From Mathew Morris, of ULAS I learned that they had, for years been trying to persuade the City Council to allow them to excavate the Greyfriars site, but not with the aim of finding the king, whose remains were widely believed to have been thrown in the River Soar following the dissolution of the monasteries. The people of Leicester, who knew in 1485 what had become of the body, had failed to pass on to subsequent generations, so their descendants went along with the tale, and even accepted a plaque on Bow Bridge stating this to be fact. Following the dissolution, the Greyfriars site was bought, and the site of the grave was marked by a three-foot high pillar. Some time after this, it came into the ownership of a school. Someone removed the pillar. Someone should have said something, but no, they were content to let him me forgotten & lost. This is the care that the people of Leicester had for the monarch whose mortal remains lay under their feet. They did not erect the statue, or commission the memorial stone in St Martin’s, that was done by the Richard III Society.

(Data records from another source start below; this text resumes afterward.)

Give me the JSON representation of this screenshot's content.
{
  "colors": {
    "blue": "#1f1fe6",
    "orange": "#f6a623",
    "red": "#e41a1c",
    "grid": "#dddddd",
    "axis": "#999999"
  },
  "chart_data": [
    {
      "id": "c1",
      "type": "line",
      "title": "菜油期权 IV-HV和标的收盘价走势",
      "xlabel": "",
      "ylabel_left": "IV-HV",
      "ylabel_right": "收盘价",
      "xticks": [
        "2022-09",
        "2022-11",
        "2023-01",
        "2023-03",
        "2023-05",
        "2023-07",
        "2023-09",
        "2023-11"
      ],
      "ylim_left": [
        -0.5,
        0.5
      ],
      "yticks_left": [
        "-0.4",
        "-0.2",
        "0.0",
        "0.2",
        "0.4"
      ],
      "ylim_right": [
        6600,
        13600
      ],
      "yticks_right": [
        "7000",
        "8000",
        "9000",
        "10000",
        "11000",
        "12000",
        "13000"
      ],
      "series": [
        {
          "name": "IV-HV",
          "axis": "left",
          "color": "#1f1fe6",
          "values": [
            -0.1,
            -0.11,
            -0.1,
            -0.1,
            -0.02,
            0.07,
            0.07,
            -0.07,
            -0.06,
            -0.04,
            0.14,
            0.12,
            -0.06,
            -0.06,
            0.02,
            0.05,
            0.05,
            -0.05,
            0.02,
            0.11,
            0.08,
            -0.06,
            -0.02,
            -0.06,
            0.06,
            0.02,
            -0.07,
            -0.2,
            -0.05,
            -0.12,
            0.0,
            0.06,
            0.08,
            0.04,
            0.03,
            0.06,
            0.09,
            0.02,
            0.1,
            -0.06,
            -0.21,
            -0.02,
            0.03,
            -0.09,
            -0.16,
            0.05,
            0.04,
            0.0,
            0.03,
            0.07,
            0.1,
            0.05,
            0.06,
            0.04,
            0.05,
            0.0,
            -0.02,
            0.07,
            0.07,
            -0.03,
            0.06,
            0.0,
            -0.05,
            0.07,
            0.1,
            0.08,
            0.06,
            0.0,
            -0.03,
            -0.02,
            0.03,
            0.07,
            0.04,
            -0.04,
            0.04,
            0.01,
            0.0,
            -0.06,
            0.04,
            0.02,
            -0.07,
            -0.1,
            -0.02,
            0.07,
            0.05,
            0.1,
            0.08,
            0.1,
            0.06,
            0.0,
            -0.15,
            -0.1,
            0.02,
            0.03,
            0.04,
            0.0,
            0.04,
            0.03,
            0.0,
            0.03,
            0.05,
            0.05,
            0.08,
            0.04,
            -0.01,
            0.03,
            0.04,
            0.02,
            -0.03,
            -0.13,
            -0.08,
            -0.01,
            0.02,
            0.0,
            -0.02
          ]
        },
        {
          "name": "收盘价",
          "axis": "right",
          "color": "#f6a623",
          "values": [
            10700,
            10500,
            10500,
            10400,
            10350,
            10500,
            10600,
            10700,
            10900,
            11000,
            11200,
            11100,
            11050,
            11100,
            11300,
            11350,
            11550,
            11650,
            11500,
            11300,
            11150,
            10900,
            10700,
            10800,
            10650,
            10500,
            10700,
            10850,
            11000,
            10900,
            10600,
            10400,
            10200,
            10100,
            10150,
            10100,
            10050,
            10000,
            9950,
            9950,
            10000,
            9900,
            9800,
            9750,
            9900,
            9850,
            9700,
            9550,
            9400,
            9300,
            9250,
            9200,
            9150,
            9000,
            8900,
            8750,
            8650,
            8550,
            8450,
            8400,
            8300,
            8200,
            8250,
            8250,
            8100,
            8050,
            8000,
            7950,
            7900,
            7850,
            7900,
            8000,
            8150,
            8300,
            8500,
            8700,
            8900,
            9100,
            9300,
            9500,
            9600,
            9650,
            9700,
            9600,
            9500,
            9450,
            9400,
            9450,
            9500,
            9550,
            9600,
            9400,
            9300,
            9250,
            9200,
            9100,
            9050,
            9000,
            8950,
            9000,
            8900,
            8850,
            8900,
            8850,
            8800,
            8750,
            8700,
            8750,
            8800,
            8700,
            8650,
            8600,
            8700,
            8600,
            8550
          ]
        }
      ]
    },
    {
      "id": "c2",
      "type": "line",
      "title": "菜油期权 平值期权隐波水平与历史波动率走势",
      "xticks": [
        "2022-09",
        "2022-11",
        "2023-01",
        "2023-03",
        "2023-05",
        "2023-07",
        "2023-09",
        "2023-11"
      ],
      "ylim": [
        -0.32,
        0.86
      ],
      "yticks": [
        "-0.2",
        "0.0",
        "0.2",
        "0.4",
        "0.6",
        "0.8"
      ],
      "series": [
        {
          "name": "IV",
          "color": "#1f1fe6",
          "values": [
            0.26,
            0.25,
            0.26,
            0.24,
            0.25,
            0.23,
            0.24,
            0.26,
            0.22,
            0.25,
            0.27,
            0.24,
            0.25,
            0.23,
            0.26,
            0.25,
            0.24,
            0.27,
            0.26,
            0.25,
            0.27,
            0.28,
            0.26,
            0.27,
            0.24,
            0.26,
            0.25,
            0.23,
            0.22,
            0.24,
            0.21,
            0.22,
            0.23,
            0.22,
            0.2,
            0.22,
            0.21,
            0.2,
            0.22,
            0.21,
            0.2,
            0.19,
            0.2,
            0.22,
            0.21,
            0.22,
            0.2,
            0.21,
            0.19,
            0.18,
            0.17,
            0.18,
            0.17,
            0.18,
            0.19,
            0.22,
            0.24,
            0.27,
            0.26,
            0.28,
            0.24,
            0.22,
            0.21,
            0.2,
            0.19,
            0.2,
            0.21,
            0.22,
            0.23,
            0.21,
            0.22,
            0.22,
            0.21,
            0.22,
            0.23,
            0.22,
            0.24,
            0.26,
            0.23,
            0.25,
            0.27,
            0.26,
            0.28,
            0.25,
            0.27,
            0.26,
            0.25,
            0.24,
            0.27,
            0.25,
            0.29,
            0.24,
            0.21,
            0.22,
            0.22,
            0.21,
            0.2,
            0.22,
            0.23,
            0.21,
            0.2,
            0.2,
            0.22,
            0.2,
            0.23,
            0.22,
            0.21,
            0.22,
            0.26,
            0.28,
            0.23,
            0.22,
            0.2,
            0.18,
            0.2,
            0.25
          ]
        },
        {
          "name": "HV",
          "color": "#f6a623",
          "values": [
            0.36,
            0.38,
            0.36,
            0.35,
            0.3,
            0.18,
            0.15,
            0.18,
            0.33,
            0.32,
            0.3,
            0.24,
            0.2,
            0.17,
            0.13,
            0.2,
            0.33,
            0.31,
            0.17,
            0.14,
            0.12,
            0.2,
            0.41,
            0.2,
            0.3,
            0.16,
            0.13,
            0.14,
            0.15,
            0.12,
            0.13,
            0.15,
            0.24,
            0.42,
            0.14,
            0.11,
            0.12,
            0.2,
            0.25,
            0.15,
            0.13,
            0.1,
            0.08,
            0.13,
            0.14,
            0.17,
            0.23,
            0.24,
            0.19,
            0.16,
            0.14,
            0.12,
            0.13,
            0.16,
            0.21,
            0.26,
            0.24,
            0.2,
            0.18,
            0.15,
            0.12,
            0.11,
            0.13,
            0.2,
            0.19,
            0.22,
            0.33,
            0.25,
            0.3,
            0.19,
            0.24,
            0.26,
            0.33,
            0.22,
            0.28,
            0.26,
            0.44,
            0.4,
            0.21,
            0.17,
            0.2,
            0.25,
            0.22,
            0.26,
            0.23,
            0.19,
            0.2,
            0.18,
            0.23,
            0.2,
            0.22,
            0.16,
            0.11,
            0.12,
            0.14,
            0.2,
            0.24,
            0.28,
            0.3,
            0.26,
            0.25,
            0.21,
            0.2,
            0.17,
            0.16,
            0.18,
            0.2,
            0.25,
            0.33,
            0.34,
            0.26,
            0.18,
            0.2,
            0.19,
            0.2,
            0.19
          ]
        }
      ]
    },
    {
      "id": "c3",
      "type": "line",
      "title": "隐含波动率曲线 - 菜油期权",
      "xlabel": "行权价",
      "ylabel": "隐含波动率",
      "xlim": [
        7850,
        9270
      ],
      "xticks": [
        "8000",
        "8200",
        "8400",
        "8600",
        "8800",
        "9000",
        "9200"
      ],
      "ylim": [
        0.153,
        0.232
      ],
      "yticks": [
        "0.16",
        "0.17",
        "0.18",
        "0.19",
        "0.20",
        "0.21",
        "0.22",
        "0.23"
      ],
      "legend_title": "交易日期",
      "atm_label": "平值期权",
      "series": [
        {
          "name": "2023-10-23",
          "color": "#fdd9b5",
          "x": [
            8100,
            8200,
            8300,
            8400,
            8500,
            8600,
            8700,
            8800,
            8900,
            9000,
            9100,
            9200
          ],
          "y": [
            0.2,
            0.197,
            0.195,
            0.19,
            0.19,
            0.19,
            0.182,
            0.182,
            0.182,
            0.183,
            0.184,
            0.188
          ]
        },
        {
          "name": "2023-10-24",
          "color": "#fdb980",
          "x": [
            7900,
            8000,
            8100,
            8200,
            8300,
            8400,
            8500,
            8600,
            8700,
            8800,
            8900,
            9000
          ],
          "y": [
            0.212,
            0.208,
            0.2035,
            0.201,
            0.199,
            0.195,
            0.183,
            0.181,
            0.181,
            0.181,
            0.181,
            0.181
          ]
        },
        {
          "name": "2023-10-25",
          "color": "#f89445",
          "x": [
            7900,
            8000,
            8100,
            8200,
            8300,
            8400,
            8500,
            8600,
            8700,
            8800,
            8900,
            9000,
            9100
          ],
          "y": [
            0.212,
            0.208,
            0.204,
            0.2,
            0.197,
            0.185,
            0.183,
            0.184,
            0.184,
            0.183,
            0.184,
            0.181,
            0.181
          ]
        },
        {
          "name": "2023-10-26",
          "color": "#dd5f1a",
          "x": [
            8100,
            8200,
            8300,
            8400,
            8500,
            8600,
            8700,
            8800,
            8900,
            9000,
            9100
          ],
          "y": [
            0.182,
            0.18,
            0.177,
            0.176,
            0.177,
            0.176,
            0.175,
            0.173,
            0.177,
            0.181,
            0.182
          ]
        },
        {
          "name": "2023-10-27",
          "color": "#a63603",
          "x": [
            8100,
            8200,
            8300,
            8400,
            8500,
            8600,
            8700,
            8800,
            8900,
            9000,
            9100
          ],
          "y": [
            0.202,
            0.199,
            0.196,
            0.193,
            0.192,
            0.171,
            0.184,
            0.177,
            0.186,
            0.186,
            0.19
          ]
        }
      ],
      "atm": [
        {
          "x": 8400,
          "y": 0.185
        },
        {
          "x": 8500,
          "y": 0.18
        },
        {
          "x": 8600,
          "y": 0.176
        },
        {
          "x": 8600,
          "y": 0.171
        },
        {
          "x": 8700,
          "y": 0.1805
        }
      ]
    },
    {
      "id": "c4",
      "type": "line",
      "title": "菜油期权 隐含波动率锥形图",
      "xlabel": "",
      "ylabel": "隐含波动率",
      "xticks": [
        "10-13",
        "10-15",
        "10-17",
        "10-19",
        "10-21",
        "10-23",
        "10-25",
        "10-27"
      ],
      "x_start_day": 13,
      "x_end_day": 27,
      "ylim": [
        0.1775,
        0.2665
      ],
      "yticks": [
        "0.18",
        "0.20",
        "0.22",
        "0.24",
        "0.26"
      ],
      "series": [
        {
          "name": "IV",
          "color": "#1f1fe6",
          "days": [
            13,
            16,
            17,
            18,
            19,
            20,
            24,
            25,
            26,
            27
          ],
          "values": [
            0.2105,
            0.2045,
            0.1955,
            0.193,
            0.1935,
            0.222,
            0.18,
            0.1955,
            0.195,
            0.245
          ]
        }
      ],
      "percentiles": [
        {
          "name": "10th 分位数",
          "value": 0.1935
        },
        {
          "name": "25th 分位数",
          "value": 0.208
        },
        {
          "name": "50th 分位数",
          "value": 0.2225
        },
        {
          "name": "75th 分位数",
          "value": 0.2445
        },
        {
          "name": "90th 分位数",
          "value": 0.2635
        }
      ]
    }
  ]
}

On to the licence itself. I have no problem that the University of Leicester has a licence to re-inter unidentified human remains. They are quite at liberty to reinter in St Martin’s the remains of the high-status lady who was found in a lead-lined stone coffin, but the licence specifically refers to unidentified remains.
As far as Richard is concerned, legal precedent was quite clearly set when Lord Mowbray, as a 15th or 16th generation collateral descendant, stepped in immediately the remains of Anne Mowbray, 8 year-old wife of Richard, Duke of York were discovered, and as a member of the House of Lords, his authority to claim her remains and have them re-interred in Westminster Abbey were never questioned. The University thought fit to ask Michael Ibsen, the provider of the DNA sample, who had no interest in Richard, and the Queen, who, quite frankly, regards Richard as a family embarrassment. But she is not more closely related to Richard than any member of the PA, so why should her lack of interest have any greater bearing on the decision than those who are proud to name Richard as a collateral ancestor? The answer lies in who has most influence & clout, and this goes against Richard’s own tenets, that everyone should be entitled to a fair hearing, irrespective of rank or means. Richard III established the Court of Appeal in his parliament of 1484, and from this has developed the principle of Legal Aid and Judicial Review, something that our present Minister of Justice seeks to abolish. Whilst this case may seem to many to be a waste of public money, what it actually seeks to do is to maintain the right of ordinary men & women to a fair hearing in the face of a state which is attempting to deny them that right.
The discovery of the body of a former king is of national importance, and his burial should have been debated openly, and the public consulted. Maybe only a small percentage would have bothered to register an opinion, but we have just sent people to the European Parliament on the basis of a 32% turn-out of the electorate. Not everyone has an opinion. Those who have should be listened to, and not dismissed as a bunch of nut-jobs with nothing better to do than argue about a man who’s been dead for 500+ years. Much more money is spent every year on bankers’ bonuses and footballer’s wages than has been expended on this. The Ministry of Justice can hardly complain when the matter could have been settled with far less expense by initiating a consultation. They chose to employ an extremely expensive QC to plead their case.